ATHENS (Reuters) - Significantly fewer German and British tourists visited Greece in the early months of 2012, the central bank said on Friday, kept away by the political turmoil that prompted one foreign holiday operator to delay payments on hotel bookings.
In further bad news for an economy mired in its fifth year of recession and struggling with record unemployment, visitor receipts fell 15.1 percent year on year in the first quarter.
Tourism is a key sector for Greece’s 215-billion-euro economy with visits to the country’s sun-drenched islands and ancient ruins accounting for about 15 percent of total output and one in five jobs.
A hoped-for upsurge in arrivals would help offset the economic gloom, but strikes and sporadic riots in central Athens have spooked visitors, and an inconclusive general election earlier this month prompted others to put off travel plans due to fears Greece might be pushed out of the euro zone.
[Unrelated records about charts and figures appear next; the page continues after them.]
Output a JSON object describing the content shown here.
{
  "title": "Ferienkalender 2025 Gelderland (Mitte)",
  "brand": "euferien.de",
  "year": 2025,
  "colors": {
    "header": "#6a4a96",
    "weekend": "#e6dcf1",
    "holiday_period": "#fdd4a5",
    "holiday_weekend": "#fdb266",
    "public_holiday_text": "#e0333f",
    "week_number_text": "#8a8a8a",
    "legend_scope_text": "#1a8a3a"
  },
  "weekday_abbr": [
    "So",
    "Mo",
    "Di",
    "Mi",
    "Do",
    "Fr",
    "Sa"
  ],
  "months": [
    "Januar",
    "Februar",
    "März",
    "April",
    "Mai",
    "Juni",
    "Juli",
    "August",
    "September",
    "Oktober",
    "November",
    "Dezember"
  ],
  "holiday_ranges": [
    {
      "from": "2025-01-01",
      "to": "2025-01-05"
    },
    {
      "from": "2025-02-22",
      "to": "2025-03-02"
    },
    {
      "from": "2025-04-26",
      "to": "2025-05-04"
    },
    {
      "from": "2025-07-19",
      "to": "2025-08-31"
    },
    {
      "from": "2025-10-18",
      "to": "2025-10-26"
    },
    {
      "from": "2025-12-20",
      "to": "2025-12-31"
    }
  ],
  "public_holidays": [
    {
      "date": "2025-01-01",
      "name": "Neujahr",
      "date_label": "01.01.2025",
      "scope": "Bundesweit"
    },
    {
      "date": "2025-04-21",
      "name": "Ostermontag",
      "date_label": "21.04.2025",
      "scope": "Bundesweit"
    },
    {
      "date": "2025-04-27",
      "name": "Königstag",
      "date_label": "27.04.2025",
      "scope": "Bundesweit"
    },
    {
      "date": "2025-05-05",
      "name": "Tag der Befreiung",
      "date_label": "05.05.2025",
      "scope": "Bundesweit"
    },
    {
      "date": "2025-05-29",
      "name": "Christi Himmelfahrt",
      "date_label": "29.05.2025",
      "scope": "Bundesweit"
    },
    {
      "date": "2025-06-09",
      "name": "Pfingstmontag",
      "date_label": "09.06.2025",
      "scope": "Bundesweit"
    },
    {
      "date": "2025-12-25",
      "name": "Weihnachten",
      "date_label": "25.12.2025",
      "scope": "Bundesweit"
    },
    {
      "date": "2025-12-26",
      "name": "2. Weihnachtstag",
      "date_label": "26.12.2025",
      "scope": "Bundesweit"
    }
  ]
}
Italian tour operator Veratour said on Friday that, pending the outcome of a second election scheduled for June 17, it was seeking to delay payments on summer bookings with its Greek hotel partners.
“We’ve asked for some time, a bit of patience, until the situation is clear,” Stefano Pompili, marketing chief at the Italian company told Reuters.
He said Veratour had put down an advance of up to 40 percent on its contracts, but wanted to hold off on further payments because of the political and economic uncertainty.
The head of Greece’s main hotel association, the Hellenic Chamber of Hotels, said Veratour’s decision was the first by a tour operator this year. He did not expect others to follow.
“I believe our long-term partners will honour their agreements and will not try to benefit at the expense of so many Greek tourist companies and their clients who look forward to spending their holidays in Greece,” George Tsakiris said.
The Bank of Greece said receipts from Russian and German visitors were down by 41 and 7.9 percent respectively in the first quarter, while those from British travellers - the country’s second-biggest tourism market after Germany - fell 11 percent.
“The data confirms that it will be a difficult year for the tourism sector. Recession in the euro zone and high uncertainty in Greece are having a negative impact,” said National Bank economist Nikos Magginas.
“The trend will probably worsen in the second quarter, so hopes for stabilisation are pushed back for after July,” he said.
Overall, the sector’s balance of payments showed a deficit of 28.5 million euros in the first quarter, down by 35.4 million year-on-year as Greeks also cut down on travel abroad.
The Bank of Greece said total travel receipts declined to 396 million euros with visitors spending an average of 405 euros per trip, down 3.8 percent from the same period in 2011.
The number of travellers visiting Greece, which remains at the centre of the euro zone’s debt crisis despite two bailouts, fell 11.7 percent in the first three months of the year to 978,600.
Tourism receipts from European Union visitors fell 28 percent year-on-year, while revenue from non-EU travellers was down 9.5 percent.
The Bank of Greece said revenue from Russian visitors fell 41 percent from the same period a year earlier.